Turning PDFs into Research Data (2026)

Application for this course opens in January 2026.
The application deadline will be February 27, 2026.

Do you ever feel that the data you need for your research is accessible but it’s not in a convenient table, such as company reports or building plans?

Perhaps the information you need is spread out across many different documents?

If only we could read and extract structured data from thousands of written documents.

In this course, we explore how to accomplish this task by combining web scraping, Optical Character Recognition (OCR), and Natural Language Processing (NLP). Over four weeks, we provide online lessons and interactive sessions to learn the fundamentals of these key technologies.

Application

The deadline to apply for a seat in this free course will be February 27, 2026.

As the number of participants is limited, and to ensure the best fit between the course’s content and its participants, we will ask you to specify in the application form why you would like to participate in this course. We will review all applications after the deadline and notify you of the outcome by mid-March. You will get access to the course materials at the latest one week before the first meeting as you are expected to review the videos and materials of the first unit before the first meeting.
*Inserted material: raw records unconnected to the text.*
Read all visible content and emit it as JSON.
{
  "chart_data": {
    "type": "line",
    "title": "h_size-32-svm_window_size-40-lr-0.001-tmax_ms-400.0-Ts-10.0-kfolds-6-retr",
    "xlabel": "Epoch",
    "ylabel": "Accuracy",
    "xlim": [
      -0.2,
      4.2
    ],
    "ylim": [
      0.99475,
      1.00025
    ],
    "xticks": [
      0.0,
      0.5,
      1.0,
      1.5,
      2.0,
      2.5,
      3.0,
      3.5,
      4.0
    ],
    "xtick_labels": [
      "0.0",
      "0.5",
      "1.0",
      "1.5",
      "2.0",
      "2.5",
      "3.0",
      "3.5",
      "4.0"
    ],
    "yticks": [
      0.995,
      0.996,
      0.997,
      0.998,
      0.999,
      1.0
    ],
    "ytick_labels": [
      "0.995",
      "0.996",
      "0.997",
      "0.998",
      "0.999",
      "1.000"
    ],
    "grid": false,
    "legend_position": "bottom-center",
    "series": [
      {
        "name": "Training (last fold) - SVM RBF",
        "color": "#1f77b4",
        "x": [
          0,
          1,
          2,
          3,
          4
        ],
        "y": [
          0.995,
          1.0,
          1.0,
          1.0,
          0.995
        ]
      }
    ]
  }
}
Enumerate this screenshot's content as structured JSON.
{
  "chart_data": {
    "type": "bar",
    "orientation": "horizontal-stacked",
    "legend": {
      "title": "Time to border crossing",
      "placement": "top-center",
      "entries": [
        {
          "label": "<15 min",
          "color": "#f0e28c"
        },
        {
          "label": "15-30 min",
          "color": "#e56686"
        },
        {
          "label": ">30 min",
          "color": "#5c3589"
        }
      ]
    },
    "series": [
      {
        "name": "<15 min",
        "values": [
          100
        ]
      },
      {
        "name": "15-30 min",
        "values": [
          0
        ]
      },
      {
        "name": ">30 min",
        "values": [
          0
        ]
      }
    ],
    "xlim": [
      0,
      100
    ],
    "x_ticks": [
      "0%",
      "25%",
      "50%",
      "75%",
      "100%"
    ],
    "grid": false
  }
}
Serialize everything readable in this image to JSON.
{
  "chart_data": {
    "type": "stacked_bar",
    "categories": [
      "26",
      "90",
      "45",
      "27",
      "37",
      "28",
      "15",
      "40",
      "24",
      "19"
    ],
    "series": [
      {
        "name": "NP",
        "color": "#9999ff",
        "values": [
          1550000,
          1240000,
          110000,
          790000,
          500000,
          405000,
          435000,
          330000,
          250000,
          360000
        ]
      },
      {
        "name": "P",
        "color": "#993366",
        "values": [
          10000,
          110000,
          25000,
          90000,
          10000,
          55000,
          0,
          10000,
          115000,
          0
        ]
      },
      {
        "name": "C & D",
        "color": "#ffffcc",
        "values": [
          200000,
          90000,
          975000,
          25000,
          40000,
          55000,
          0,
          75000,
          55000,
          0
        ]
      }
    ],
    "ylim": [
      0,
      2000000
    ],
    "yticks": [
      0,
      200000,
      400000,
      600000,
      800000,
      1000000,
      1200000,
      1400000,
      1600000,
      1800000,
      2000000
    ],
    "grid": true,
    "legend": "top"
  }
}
The course is open to all researchers. However, as part of our role within the consortium for business, economics, and related data, priority will be given to researchers working in these fields.

The course is completely free of charge. As part of this opportunity, we kindly ask all participants to actively contribute to our evaluation process. This helps us to continuously improve the course.

Topics

Methods for extracting text and files from websites using tools such as Selenium and how to avoid common pitfalls.
Methods for extracting text from images, such as scans of written documents.
Exploring technologies that can help automate data extraction from harvested text, including Retrieval Augmented Generation (RAG), and a critical review of common data quality issues

Format

This is an online course.

Week 1: Watch pre-prepared video lectures about relevant theory and demonstration of example exercises. The topic is web scraping and OCR (~45 min). Interactive Online Session (~60 min).
Week 2: Applying last week’s lessons to the example coding exercise or your own project (~30 min). Interactive Online Session (~60 min).
Week 3: Watch pre-prepared video lectures about relevant theory and demonstration of example exercises. The topic is NLP and common data extract issues (~30 min). Interactive Online Session (~60 min).
Week 4: Applying last week’s lessons to the example coding exercise or your own project (~30 min). Interactive Online Session (~60 min).

Weekly Meetings

The course includes 4 live Online Meetings, in which you will discuss the week’s contents with the instructor and fellow participants:

Meeting 1: April 14, 3:00pm – 4:00pm CEST
Meeting 2: April 21, 3:00pm – 4:00pm CEST
Meeting 3: May 05, 3:00pm – 4:00pm CEST
Meeting 4: May 12, 3:00pm – 4:00pm CEST

Prerequisites

Basic programming knowledge (R, Python, …)
- Note that the course will be in Python, but if you only know R, this is still ok! The code examples are simple and will run entirely on Google Colab, meaning you will not have to install anything. This course will make a good opportunity to try Python for the first time and you can also try the free self-paced BERD Academy introduction to Python course beforehand.
Willingness to learn new technical skills
A Google Account
A Zoom account to participate in the online meetings.

About the Instructor

John ‘Jack’ Collins is a PhD Student in Sociology at the Graduate School of Economic and Social Sciences. He holds a Bachelor’s of Sociology with Honours from the Australian National University. Jack has a Master’s degree in Data Science from James Cook University. His Master’s project was regarding predictive modelling for student attrition from sub-tertiary courses in Australia. During his Master’s studies, he also assisted in research projects regarding social attitudes and voting behaviour in Australia. Before starting PhD, Jack was a Senior IT Consultant specialising in data engineering, analytics and software development. Jack is interested in applying Data Science and IT to sociological research, particularly with regard to machine learning, analytics, and web applications.